The Hope Highway begins at an intersection with the Seward Highway (AK-1), inside Chugach National Forest. The highway proceeds north, traveling through several miles of pine forest, in a valley in the Kenai Mountain range. The highway passes alongside the Resurrection Creek, which was the source for the settlement of this area. The road proceeds through the abandoned settlement of Sunrise City, which was an old mining town. The roadway proceeds to the Turnagain Arm, and turns in a westward direction. The road continues along the arm for several miles before entering the city of Hope. The highway passes through Hope, intersecting the Old Hope Highway and several smaller streets before exiting the town and reentering the forest. The highway reaches its northern terminus, an access road to the Porcupine Creek Campgrounds. The entire length of the Hope Highway is located in the Chugach National Forest. No portion of the highway is listed on the National Highway System.

===Traffic===
Traffic on the Hope Highway is very low, with the highest traffic count being just over 400 vehicles daily, at its intersection with the Seward Highway. The daily average vehicle count for the highway is just under 300.

==History==
The Hope Highway was first established in 1928. The original highway connected the city of Hope to Moose Pass, which then took people to Anchorage via the Alaska Railroad. The Seward Highway was completed in 1951, which allowed travelers to get to Hope without having to transport their vehicle on a train. The highway operated as an improved dirt road until 1952 or 1953, when the highway was finally paved. The portion of the highway that connected Hope to the campgrounds was created in the 1970s. Around the same time as the extension of the route, the Hope Highway was rerouted around the city of Hope, with the original path that traveled through the city being renamed the Old Hope Highway.

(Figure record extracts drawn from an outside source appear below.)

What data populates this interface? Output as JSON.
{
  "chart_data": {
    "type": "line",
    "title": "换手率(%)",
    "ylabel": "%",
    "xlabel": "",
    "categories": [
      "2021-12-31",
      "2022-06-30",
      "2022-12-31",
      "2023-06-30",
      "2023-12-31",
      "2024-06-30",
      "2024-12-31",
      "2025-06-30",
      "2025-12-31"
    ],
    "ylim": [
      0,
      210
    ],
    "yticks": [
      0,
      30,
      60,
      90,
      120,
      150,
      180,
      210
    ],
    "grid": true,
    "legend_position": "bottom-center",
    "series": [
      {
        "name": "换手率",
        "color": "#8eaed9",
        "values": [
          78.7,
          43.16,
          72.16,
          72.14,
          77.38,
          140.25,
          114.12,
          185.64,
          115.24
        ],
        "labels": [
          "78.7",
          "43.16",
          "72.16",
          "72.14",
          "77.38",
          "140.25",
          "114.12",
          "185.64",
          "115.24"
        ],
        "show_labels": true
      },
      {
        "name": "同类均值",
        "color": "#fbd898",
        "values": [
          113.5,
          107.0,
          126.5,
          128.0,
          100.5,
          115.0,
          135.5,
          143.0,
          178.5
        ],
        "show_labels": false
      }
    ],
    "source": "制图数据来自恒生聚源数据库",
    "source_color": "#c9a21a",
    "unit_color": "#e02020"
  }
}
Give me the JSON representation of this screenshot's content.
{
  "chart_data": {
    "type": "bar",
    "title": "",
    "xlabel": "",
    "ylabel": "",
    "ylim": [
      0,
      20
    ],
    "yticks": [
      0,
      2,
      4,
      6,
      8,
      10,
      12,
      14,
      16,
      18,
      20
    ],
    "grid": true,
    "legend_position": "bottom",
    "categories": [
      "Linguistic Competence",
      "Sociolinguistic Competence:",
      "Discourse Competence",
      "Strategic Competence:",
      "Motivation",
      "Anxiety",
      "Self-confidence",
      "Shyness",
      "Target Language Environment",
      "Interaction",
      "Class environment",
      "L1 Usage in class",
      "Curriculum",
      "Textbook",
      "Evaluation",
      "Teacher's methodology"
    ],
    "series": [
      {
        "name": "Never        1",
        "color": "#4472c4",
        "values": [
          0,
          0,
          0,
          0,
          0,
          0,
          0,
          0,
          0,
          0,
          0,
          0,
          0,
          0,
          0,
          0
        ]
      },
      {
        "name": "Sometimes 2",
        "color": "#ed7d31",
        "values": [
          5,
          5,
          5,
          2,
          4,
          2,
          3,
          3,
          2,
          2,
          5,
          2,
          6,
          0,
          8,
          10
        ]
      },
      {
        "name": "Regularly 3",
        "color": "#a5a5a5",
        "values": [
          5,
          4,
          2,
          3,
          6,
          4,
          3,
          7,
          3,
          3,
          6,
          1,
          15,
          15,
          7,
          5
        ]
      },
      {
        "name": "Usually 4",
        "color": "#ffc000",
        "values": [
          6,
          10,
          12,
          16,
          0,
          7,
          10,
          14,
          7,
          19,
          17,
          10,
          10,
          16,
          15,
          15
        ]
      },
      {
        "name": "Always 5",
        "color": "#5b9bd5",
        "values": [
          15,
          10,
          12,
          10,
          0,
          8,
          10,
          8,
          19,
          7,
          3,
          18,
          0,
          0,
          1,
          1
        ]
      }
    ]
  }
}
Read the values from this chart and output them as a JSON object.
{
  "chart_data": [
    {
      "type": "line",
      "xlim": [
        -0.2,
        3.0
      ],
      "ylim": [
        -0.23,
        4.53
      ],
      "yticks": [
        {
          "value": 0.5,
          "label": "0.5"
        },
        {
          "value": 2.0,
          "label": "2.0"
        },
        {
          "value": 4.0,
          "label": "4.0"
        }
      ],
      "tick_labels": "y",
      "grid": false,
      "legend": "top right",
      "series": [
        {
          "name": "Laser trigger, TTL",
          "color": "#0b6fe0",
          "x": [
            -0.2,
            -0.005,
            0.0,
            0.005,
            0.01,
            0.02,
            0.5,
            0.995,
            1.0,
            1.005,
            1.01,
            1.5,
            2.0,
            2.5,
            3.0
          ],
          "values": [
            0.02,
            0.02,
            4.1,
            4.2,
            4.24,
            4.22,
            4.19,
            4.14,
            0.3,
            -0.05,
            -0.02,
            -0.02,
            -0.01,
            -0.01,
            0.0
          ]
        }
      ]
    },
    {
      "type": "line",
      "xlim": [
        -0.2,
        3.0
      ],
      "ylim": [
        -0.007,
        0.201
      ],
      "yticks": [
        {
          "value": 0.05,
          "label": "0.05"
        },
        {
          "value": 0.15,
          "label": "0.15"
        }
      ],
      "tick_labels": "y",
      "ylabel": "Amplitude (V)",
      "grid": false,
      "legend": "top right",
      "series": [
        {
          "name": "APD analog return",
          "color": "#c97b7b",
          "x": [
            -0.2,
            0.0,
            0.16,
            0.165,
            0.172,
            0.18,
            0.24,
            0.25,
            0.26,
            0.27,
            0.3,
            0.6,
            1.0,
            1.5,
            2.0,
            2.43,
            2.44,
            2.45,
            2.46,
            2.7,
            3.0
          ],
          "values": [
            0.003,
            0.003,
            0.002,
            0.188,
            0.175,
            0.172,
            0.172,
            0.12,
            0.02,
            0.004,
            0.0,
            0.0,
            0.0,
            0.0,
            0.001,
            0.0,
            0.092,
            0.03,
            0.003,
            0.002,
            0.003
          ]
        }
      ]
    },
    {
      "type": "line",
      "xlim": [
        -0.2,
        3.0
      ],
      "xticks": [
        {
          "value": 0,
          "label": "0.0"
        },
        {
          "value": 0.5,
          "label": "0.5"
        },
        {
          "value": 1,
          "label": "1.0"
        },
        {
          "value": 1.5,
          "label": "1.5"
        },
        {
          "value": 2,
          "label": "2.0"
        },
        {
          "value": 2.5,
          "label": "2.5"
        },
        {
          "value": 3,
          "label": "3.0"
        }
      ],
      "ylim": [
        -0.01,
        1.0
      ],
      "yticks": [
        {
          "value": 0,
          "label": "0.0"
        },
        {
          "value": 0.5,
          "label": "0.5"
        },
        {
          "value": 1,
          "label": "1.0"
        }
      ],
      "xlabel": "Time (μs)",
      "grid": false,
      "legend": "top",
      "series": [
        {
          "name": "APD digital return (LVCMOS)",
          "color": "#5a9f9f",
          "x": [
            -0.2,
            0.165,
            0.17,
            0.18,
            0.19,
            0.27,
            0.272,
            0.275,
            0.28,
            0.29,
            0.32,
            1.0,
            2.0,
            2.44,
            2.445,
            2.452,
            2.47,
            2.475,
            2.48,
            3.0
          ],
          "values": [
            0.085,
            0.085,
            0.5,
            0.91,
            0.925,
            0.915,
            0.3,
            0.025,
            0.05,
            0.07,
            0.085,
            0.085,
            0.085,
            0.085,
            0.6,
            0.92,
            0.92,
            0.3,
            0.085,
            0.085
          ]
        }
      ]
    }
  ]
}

In 1982, during the expansion of the Federal Forest Highway System, the Hope Highway was added to the system, due to its location and local importance.

==Major junctions==

| Location | mi | km | Destinations | Notes |
| Bruhn-Ray Mine | 0.00 | 0.00 | AK-1 (Seward Highway) – Anchorage, Seward, Homer | Southern terminus |
| ​ | 0.24 | 0.39 | Six Mile Creek | Rest Area |
| Sunrise City | 7.55 | 12.15 | Historic Sunrise City | Also known as Milepost 8 |
| Hope | 16.13 | 25.96 | Palmer Creek Road | Access to Hope Airport and Resurrection Creek Road |
| 16.53 | 26.60 | Old Hope Highway | Access to downtown |
| 17.95 | 28.89 | Porcupine Campgrounds | End of state maintenance |
1.000 mi = 1.609 km; 1.000 km = 0.621 mi

==Old Hope Highway==
The Old Hope Highway is a short, historic route of the Hope Highway located in the city of Hope. The road is just 0.259 mi long, and connects the Hope Highway to the central region of Hope. The road has an unpaved, gravel surface, and passes several small businesses and homes located in Hope. The road was part of the original Hope Highway, which was created in 1928, and remained part of the highway until circa 1970, when the highway was rerouted around Hope.